9.Fidelidad al estilo evangélico de las bienaventuranzas que son la biografía de Jesús en nosotros, el evangelio del evangelio, la plenitud del amor, el amor no inhumano sino sobrehumano, la fuerza divina de la debilidad porque siempre convence y nunca vence. Una Iglesia de pobres y para los pobres, porque siempre da y nunca resta, siempre ama y nunca daña, siempre sirve humanizando todo y a todos.
10. La devoción a María. Pablo VI afirmó que es “parte constitutiva del culto cristiano”. Tanto su Exhortación Apostólica “Marialis cultus” como el Concilio Vaticano II, establecieron pistas fuertes para su renovación: superación o relativización de un maravillosismo de tonalidad sentimental, de comprensión autónoma e independiente, que da prioridad absoluta a lo narrativo y anecdótico, a lo prodigioso y folclórico, a revelaciones privadas, a milagros, apariciones y favores interesados.

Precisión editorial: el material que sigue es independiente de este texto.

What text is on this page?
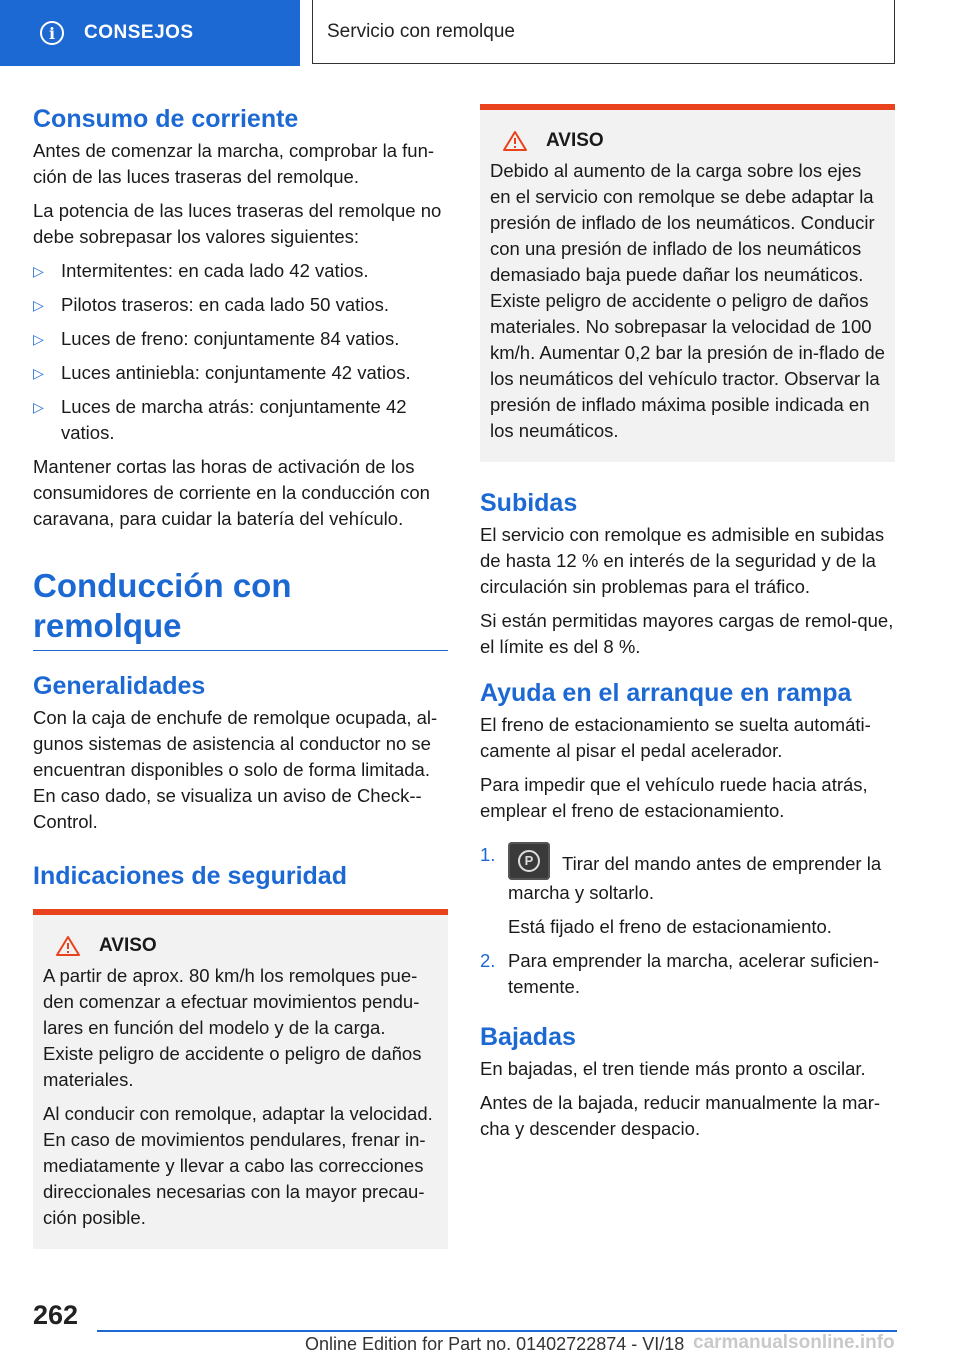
i	CONSEJOS	Servicio con remolque
Consumo de corriente

Antes de comenzar la marcha, comprobar la fun‐ción de las luces traseras del remolque.

La potencia de las luces traseras del remolque no debe sobrepasar los valores siguientes:

▷ Intermitentes: en cada lado 42 vatios.
▷ Pilotos traseros: en cada lado 50 vatios.
▷ Luces de freno: conjuntamente 84 vatios.
▷ Luces antiniebla: conjuntamente 42 vatios.
▷ Luces de marcha atrás: conjuntamente 42 vatios.

Mantener cortas las horas de activación de los consumidores de corriente en la conducción con caravana, para cuidar la batería del vehículo.

Conducción con remolque
Generalidades

Con la caja de enchufe de remolque ocupada, al‐gunos sistemas de asistencia al conductor no se encuentran disponibles o solo de forma limitada. En caso dado, se visualiza un aviso de Check-‐Control.

Indicaciones de seguridad
AVISO

A partir de aprox. 80 km/h los remolques pue‐den comenzar a efectuar movimientos pendu‐lares en función del modelo y de la carga. Existe peligro de accidente o peligro de daños materiales.

Al conducir con remolque, adaptar la velocidad. En caso de movimientos pendulares, frenar in‐mediatamente y llevar a cabo las correcciones direccionales necesarias con la mayor precau‐ción posible.

AVISO

Debido al aumento de la carga sobre los ejes en el servicio con remolque se debe adaptar la presión de inflado de los neumáticos. Conducir con una presión de inflado de los neumáticos demasiado baja puede dañar los neumáticos. Existe peligro de accidente o peligro de daños materiales. No sobrepasar la velocidad de 100 km/h. Aumentar 0,2 bar la presión de in‐flado de los neumáticos del vehículo tractor. Observar la presión de inflado máxima posible indicada en los neumáticos.

Subidas

El servicio con remolque es admisible en subidas de hasta 12 % en interés de la seguridad y de la circulación sin problemas para el tráfico.

Si están permitidas mayores cargas de remol‐que, el límite es del 8 %.

Ayuda en el arranque en rampa

El freno de estacionamiento se suelta automáti‐camente al pisar el pedal acelerador.

Para impedir que el vehículo ruede hacia atrás, emplear el freno de estacionamiento.

1.	P	Tirar del mando antes de emprender la marcha y soltarlo.
Está fijado el freno de estacionamiento.
2. Para emprender la marcha, acelerar suficien‐temente.
Bajadas

En bajadas, el tren tiende más pronto a oscilar.

Antes de la bajada, reducir manualmente la mar‐cha y descender despacio.

262
Online Edition for Part no. 01402722874 - VI/18 carmanualsonline.info
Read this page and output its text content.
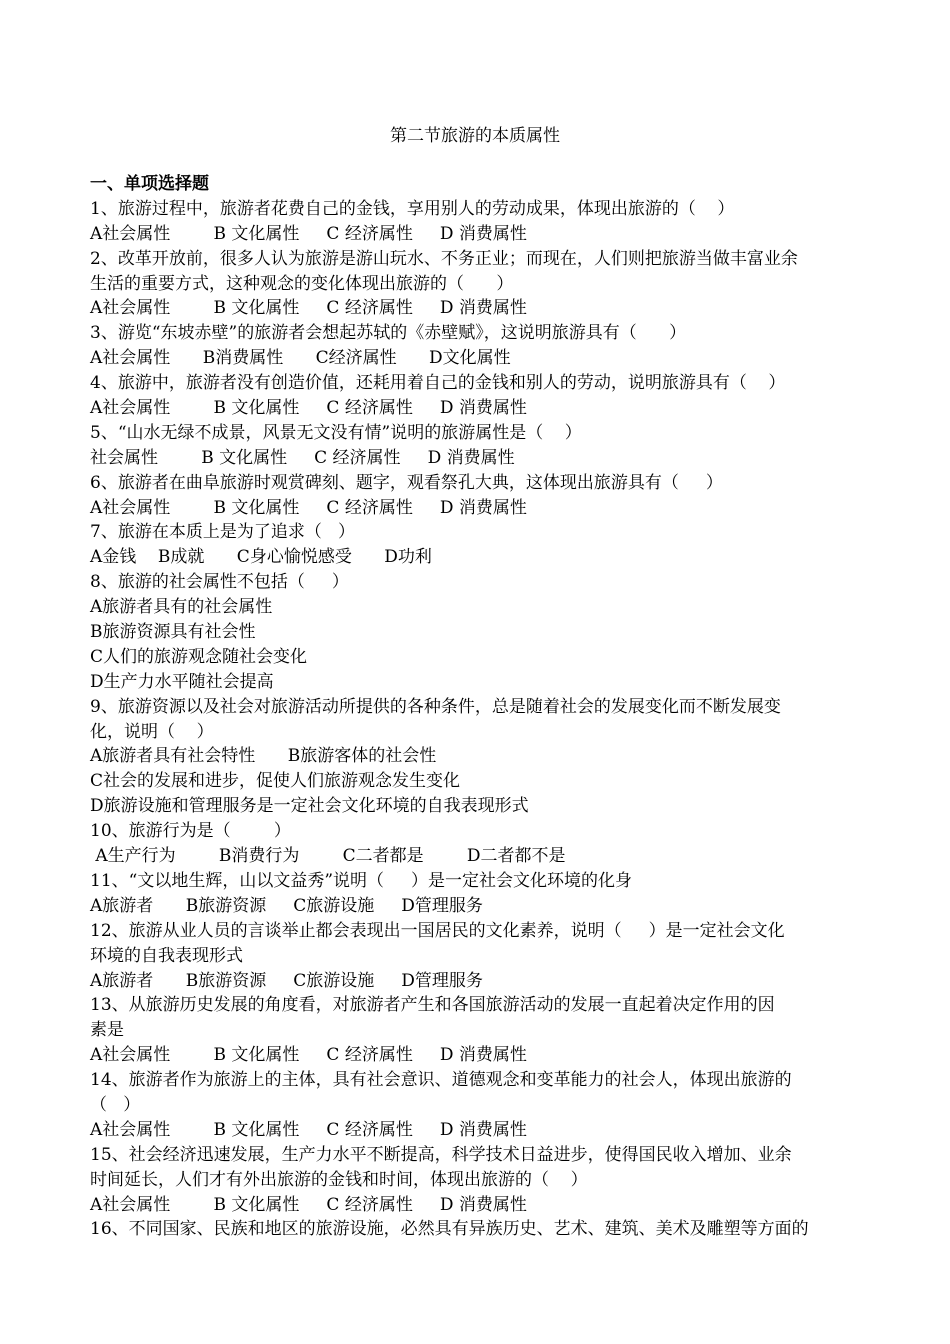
第二节旅游的本质属性
一、单项选择题
1、旅游过程中，旅游者花费自己的金钱，享用别人的劳动成果，体现出旅游的（    ）
A社会属性        B 文化属性     C 经济属性     D 消费属性
2、改革开放前，很多人认为旅游是游山玩水、不务正业；而现在，人们则把旅游当做丰富业余
生活的重要方式，这种观念的变化体现出旅游的（      ）
A社会属性        B 文化属性     C 经济属性     D 消费属性
3、游览“东坡赤壁”的旅游者会想起苏轼的《赤壁赋》，这说明旅游具有（      ）
A社会属性      B消费属性      C经济属性      D文化属性
4、旅游中，旅游者没有创造价值，还耗用着自己的金钱和别人的劳动，说明旅游具有（    ）
A社会属性        B 文化属性     C 经济属性     D 消费属性
5、“山水无绿不成景，风景无文没有情”说明的旅游属性是（    ）
社会属性        B 文化属性     C 经济属性     D 消费属性
6、旅游者在曲阜旅游时观赏碑刻、题字，观看祭孔大典，这体现出旅游具有（     ）
A社会属性        B 文化属性     C 经济属性     D 消费属性
7、旅游在本质上是为了追求（   ）
A金钱    B成就      C身心愉悦感受      D功利
8、旅游的社会属性不包括（     ）
A旅游者具有的社会属性
B旅游资源具有社会性
C人们的旅游观念随社会变化
D生产力水平随社会提高
9、旅游资源以及社会对旅游活动所提供的各种条件，总是随着社会的发展变化而不断发展变
化，说明（    ）
A旅游者具有社会特性      B旅游客体的社会性
C社会的发展和进步，促使人们旅游观念发生变化
D旅游设施和管理服务是一定社会文化环境的自我表现形式
10、旅游行为是（        ）
A生产行为        B消费行为        C二者都是        D二者都不是
11、“文以地生辉，山以文益秀”说明（     ）是一定社会文化环境的化身
A旅游者      B旅游资源     C旅游设施     D管理服务
12、旅游从业人员的言谈举止都会表现出一国居民的文化素养，说明（     ）是一定社会文化
环境的自我表现形式
A旅游者      B旅游资源     C旅游设施     D管理服务
13、从旅游历史发展的角度看，对旅游者产生和各国旅游活动的发展一直起着决定作用的因
素是
A社会属性        B 文化属性     C 经济属性     D 消费属性
14、旅游者作为旅游上的主体，具有社会意识、道德观念和变革能力的社会人，体现出旅游的
（   ）
A社会属性        B 文化属性     C 经济属性     D 消费属性
15、社会经济迅速发展，生产力水平不断提高，科学技术日益进步，使得国民收入增加、业余
时间延长，人们才有外出旅游的金钱和时间，体现出旅游的（    ）
A社会属性        B 文化属性     C 经济属性     D 消费属性
16、不同国家、民族和地区的旅游设施，必然具有异族历史、艺术、建筑、美术及雕塑等方面的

Y emplaza tanto la mariología como la devoción popular dentro del evangelio y del misterio de Cristo, dentro y no fuera del tratado de Iglesia, en la permanente escucha y receptividad rumiante de la palabra de Dios, al pie de la cruz y formando parte de la comunidad de Pentecostés, siendo madre y haciendo responsablemente de madre en la persona de Jesús y de la comunidad eclesial, colaborando con el Padre en el don del Hijo al mundo, prestando su carne al Hijo de forma que María sea ya Jesús comenzado, porque la carne de María es ya la de Jesús, reviviendo las características del Espíritu: signo de vida interior, de verdadera creatividad y de profunda comunión, mujer y arquetipo de mujer debido a la dimensión de su interioridad, de su misteriosidad y de su entrañable ternura. Ella es siempre madre del Verbo hecho carne o palabra humana, aun en su forma de teología. Que ella lo engendre en nosotros. Y que ella bendiga también nuestro proyecto.